District Court of Appeal of Florida, Fifth District.
Connolly C. McArthur and Donna J. Fudge, of Buckley & Fudge, St. Petersburg, for Appellant.
*990 Susan B. Morrison and Brian L. Thompson, of Wilkes & McHugh, P.A., Tampa, for Appellee.
SHARP, W., J.
Partners Health Group, LLC (an alleged operator of a nursing home), Extendicare Health Services, Inc. and Extendicare, Inc. (parent corporations of Partners), appeal from a non-final order which denied their motion to compel arbitration[1] in a lawsuit filed by the personal representative of the estate of Benjamin Patterson, a former resident of the nursing home (University Health and Rehabilitation Center West). The complaint alleges that Partners and others deprived or infringed on Patterson's rights under Chapter 400, the Nursing Home Resident's Rights Act, and that their negligent actions caused Patterson damage, and caused his wrongful death. The trial court denied the motion to compel on the ground it was based on a Consulting Agreement dated November 1, 2000, which was not signed by Patterson, and under which he was not an intended third party beneficiary. We affirm.

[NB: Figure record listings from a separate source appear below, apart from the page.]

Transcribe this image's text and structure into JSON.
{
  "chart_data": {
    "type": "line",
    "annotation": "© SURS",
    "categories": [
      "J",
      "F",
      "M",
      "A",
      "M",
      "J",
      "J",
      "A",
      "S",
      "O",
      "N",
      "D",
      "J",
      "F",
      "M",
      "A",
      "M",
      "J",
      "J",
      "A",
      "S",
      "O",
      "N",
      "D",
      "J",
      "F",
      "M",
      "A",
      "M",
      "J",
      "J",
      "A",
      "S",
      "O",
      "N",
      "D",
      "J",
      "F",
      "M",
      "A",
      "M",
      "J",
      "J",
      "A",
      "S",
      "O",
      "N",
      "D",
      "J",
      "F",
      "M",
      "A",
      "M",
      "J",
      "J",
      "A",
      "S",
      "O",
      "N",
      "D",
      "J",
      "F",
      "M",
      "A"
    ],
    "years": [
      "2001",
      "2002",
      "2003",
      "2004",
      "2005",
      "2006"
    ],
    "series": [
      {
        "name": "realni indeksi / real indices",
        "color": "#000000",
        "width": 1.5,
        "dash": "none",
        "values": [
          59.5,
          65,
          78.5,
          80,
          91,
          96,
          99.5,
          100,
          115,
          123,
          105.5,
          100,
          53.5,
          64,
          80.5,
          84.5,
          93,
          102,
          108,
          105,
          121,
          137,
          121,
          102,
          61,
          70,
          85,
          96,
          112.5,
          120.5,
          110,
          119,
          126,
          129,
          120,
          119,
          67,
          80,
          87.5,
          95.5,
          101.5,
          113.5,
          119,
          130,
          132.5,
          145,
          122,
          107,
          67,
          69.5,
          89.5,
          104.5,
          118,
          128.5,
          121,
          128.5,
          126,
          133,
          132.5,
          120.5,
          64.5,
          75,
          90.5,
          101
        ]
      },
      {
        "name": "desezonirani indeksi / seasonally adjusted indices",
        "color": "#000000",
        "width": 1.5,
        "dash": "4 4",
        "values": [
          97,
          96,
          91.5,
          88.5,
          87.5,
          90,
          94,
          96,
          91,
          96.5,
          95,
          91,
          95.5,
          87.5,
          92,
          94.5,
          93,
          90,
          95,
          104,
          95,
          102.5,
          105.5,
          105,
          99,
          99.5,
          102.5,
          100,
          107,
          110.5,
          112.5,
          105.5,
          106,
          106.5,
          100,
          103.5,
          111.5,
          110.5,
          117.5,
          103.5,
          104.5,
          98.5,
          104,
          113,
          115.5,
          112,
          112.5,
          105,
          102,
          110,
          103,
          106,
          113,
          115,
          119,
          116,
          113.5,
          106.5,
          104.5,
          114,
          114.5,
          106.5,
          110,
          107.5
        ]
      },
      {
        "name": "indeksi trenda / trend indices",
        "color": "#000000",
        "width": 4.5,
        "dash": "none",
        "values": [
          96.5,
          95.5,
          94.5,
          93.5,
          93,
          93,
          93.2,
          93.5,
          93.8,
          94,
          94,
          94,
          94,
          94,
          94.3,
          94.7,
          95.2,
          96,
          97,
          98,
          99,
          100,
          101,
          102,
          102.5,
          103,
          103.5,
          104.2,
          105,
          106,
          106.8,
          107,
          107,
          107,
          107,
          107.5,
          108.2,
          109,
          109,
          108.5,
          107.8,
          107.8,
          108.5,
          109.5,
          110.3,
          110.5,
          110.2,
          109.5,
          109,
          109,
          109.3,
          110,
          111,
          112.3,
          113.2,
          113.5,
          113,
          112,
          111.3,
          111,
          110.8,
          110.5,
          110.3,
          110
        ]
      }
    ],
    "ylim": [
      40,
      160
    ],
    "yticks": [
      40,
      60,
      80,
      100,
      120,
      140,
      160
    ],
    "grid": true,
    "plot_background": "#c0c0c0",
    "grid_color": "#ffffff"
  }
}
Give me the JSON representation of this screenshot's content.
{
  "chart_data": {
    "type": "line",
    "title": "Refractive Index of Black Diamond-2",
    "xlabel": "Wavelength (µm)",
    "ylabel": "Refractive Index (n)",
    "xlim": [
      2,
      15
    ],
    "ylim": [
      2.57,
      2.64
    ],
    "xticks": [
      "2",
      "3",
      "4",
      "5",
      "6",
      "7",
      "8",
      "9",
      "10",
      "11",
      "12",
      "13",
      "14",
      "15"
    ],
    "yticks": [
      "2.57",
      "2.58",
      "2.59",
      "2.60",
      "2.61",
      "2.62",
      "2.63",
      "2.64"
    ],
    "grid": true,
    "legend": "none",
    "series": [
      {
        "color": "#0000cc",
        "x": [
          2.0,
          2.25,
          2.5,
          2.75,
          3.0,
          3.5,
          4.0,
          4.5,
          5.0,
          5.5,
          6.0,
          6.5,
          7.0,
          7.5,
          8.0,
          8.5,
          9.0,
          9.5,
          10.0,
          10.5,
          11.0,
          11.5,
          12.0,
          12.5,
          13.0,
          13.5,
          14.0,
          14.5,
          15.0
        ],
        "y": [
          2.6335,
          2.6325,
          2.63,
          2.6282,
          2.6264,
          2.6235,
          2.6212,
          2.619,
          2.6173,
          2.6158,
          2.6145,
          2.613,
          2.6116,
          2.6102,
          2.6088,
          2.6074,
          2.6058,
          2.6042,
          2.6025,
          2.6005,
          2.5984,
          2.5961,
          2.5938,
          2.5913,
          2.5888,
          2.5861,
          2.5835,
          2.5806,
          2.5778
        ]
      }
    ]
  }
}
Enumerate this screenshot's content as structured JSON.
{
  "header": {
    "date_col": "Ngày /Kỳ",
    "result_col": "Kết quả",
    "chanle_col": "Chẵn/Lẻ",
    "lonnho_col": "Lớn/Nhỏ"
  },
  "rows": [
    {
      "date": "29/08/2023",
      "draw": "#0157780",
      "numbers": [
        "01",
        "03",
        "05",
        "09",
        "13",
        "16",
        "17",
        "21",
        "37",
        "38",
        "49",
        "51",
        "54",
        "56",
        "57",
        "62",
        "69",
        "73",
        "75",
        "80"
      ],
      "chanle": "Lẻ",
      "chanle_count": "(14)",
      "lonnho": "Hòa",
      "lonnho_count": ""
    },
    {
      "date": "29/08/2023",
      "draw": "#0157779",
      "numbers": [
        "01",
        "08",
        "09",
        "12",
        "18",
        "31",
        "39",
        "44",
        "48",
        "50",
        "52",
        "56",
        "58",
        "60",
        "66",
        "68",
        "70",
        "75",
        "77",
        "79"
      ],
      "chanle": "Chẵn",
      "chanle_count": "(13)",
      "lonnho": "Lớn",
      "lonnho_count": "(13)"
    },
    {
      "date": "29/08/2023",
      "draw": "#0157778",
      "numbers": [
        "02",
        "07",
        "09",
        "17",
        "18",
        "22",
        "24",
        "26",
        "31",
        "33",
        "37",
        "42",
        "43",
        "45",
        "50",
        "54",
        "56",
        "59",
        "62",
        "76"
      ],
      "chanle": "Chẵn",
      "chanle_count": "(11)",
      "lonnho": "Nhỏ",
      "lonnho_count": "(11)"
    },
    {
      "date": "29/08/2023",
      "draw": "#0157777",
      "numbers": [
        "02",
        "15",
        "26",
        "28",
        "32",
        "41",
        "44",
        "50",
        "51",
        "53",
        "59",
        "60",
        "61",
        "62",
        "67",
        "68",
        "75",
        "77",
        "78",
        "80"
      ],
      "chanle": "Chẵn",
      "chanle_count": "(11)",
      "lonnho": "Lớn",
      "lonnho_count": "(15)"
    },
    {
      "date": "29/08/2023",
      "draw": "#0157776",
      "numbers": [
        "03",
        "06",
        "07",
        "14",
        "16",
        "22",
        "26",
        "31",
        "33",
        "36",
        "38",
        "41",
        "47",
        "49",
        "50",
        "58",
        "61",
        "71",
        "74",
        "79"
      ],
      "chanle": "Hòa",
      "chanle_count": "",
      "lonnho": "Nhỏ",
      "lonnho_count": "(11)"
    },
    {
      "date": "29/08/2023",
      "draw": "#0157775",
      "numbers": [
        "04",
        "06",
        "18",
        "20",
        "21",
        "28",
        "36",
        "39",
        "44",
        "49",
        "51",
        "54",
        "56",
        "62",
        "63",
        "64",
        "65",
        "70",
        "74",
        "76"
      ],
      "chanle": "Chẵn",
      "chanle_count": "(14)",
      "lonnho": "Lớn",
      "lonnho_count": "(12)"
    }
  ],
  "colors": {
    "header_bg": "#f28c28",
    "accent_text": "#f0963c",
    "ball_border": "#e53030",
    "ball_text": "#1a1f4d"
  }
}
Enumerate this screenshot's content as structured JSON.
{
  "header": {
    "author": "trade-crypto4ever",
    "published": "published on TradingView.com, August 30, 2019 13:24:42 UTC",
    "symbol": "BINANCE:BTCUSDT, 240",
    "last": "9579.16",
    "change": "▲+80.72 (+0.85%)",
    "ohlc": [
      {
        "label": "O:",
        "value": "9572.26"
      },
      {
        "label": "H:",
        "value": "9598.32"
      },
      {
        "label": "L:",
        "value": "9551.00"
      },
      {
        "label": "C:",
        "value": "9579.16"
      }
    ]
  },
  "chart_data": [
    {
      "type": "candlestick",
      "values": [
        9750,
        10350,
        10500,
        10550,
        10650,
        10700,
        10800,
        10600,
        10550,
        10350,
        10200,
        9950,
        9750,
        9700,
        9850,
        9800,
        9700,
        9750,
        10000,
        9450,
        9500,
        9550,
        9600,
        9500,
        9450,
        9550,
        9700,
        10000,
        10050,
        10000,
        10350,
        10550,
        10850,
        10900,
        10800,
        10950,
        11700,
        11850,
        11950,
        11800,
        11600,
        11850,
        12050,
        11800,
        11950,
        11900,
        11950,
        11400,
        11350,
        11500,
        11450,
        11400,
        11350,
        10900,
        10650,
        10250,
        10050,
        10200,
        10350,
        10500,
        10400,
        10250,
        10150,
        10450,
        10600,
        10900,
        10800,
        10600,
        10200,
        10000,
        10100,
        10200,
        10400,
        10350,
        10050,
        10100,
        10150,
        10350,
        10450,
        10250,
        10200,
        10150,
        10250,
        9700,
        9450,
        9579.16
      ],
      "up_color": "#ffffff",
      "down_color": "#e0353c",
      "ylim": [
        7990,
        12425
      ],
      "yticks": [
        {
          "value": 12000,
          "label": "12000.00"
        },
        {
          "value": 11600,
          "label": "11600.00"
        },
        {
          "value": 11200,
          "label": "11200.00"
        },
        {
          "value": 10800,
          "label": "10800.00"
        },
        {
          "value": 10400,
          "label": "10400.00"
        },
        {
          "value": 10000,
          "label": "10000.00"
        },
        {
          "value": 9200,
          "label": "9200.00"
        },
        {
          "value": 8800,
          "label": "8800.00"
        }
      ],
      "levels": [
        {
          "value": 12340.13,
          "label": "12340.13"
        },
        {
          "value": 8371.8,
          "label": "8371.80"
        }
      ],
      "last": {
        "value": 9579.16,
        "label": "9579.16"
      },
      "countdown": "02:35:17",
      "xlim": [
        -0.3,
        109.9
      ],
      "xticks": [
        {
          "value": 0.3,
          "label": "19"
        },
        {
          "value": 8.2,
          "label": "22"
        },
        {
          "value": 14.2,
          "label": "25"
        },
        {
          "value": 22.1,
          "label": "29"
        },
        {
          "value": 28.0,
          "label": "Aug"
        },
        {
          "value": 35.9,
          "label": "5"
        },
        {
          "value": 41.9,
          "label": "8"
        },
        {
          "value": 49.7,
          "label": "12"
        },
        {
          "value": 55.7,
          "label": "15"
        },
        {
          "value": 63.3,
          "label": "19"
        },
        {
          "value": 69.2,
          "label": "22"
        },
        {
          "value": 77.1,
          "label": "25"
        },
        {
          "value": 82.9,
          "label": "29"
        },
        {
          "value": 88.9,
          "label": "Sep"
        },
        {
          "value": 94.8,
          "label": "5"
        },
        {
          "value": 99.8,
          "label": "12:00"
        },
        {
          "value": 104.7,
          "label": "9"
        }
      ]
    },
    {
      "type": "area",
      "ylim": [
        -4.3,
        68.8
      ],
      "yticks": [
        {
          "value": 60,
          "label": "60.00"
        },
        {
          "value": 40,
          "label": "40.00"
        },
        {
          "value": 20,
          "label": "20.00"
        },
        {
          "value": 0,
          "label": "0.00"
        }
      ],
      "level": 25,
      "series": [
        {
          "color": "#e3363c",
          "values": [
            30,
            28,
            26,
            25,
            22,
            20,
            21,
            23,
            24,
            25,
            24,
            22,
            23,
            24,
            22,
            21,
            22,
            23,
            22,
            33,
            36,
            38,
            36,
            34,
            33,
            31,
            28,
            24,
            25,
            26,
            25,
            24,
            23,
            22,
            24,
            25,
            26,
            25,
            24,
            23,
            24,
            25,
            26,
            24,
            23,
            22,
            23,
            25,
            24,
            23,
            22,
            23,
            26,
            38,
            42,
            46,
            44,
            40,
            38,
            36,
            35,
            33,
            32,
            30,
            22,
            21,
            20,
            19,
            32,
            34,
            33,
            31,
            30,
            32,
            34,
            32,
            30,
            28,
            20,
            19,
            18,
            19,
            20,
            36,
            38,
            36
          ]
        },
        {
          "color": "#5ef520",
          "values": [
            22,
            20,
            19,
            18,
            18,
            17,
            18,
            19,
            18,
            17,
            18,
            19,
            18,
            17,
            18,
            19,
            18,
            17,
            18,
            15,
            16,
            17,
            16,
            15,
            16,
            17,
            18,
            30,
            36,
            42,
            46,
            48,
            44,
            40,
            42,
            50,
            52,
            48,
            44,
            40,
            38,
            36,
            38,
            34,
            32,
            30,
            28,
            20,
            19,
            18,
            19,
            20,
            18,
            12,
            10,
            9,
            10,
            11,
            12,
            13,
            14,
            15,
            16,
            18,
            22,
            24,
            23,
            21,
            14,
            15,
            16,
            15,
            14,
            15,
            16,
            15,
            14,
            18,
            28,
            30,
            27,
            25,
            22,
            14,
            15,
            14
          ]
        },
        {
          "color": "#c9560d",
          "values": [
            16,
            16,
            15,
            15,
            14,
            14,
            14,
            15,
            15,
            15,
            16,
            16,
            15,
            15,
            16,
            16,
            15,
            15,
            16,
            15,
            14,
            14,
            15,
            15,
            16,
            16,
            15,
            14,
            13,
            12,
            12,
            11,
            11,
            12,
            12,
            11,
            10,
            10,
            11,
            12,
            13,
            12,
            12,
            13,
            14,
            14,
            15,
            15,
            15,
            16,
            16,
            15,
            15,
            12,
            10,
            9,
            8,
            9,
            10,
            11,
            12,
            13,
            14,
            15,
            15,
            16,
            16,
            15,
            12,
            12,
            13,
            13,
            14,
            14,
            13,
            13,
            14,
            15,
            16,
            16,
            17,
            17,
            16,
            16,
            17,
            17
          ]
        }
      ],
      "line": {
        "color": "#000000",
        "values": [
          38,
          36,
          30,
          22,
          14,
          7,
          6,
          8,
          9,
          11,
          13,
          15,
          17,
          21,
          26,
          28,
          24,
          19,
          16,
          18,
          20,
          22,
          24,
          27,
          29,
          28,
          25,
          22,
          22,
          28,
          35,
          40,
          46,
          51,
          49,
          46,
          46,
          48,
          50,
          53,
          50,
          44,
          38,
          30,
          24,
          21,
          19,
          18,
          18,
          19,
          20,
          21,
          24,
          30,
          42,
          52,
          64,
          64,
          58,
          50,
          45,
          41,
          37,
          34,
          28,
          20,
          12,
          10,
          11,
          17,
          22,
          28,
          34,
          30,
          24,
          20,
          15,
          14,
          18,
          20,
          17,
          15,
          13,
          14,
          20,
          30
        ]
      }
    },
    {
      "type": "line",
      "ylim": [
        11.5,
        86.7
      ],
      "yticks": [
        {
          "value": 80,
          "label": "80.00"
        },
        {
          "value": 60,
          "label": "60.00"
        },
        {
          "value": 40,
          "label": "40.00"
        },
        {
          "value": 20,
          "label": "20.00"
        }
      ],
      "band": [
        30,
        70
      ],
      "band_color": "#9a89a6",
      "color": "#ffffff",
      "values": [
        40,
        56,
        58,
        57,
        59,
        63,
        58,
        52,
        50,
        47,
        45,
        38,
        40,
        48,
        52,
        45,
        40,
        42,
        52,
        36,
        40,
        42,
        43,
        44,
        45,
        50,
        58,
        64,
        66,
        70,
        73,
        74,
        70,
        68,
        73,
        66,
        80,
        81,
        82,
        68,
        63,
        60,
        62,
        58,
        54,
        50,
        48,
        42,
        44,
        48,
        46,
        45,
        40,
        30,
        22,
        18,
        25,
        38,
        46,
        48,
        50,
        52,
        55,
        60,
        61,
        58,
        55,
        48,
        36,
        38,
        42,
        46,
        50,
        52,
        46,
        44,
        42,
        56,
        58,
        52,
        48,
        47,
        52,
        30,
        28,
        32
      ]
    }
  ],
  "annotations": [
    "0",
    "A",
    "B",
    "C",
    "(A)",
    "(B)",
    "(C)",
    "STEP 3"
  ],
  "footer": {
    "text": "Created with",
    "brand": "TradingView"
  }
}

The provision for arbitration appears in an agreement between Partners and Age Institute Holdings, Inc. (the owner of the nursing home) and Age Institute of Florida, Inc., (an alleged manager of the nursing home). It provides:
13.18 Dispute Resolution. In the event that a dispute arises out of this Agreement which the parties cannot resolve by negotiation, the dispute shall be settled by binding arbitration conducted in accordance with the rules and regulations of the American Arbitration Association unless the parties select another arbitration service through mutual agreement. Demand for such arbitration shall be made by either party within thirty (30) days.
Appellants contend that their only connection to the nursing home was through this agreement and that they supplied financial support services for the manager, Age Institute of Florida, Inc. However, Patterson never signed the agreement and he does not appear to be a third party beneficiary of the agreement. Further, appellants assert that Patterson was not an intended third party beneficiary.[2] As a third party beneficiary, Patterson could be bound by the agreement, including the arbitration provision, and he could potentially sue for breach of the agreement.[3]
Although Patterson's lack of third party beneficiary status could theoretically limit his ability to sue for a breach of the agreement, in this case the suit alleges violation of statutory duties under Chapter 400 and negligence not a breach of the consulting contract.
Since Patterson never signed and is not a third party beneficiary of the agreement, the trial court properly denied appellants' motion to compel arbitration. See Technical Aid Corp. v. Tomaso, 814 So. 2d 1259 *991 (Fla. 5th DCA 2002) (defendant was not entitled to invoke right to proceed to arbitration in an agreement between plaintiff and another defendant where defendant was neither a signatory to the agreement nor an intended third party beneficiary of the contract); Morgan Stanley DW, Inc. v. Halliday, 873 So. 2d 400 (Fla. 4th DCA 2004) (in lawsuit by beneficiary or trust against trustees and brokerage firm, beneficiary was not bound by arbitration clause in customer account agreement between trustees and brokerage firm under third party beneficiary theory).
AFFIRMED.
GRIFFIN and THOMPSON, JJ., concur.
[1] This court has jurisdiction pursuant to Florida Rule of Appellate Procedure 9.130(a)(3)(C)(iv) (authorizing appeals from non-final orders which determine a party's entitlement to arbitration). The standard of review is de novo. Orkin Exterminating Co. v. Petsch, 872 So. 2d 259 (Fla. 2d DCA), rev. denied, 884 So. 2d 23 (Fla.2004); Stacy David, Inc. v. Consuegra, 845 So. 2d 303 (Fla. 2d DCA 2003).
[2] In their motion to compel arbitration, appellants stated "The Extendicare/Partners Defendants assert that Mr. Patterson was not a third party beneficiary of the subject contract." (emphasis in original)
[3] Hirshenson v. Spaccio, 800 So. 2d 670 (Fla. 5th DCA 2001); Liberty Communications, Inc. v. MCI Telecommunications Corp., 733 So. 2d 571 (Fla. 5th DCA 1999); Terminix Int'l Co. LP v. Ponzio, 693 So. 2d 104 (Fla. 5th DCA 1997).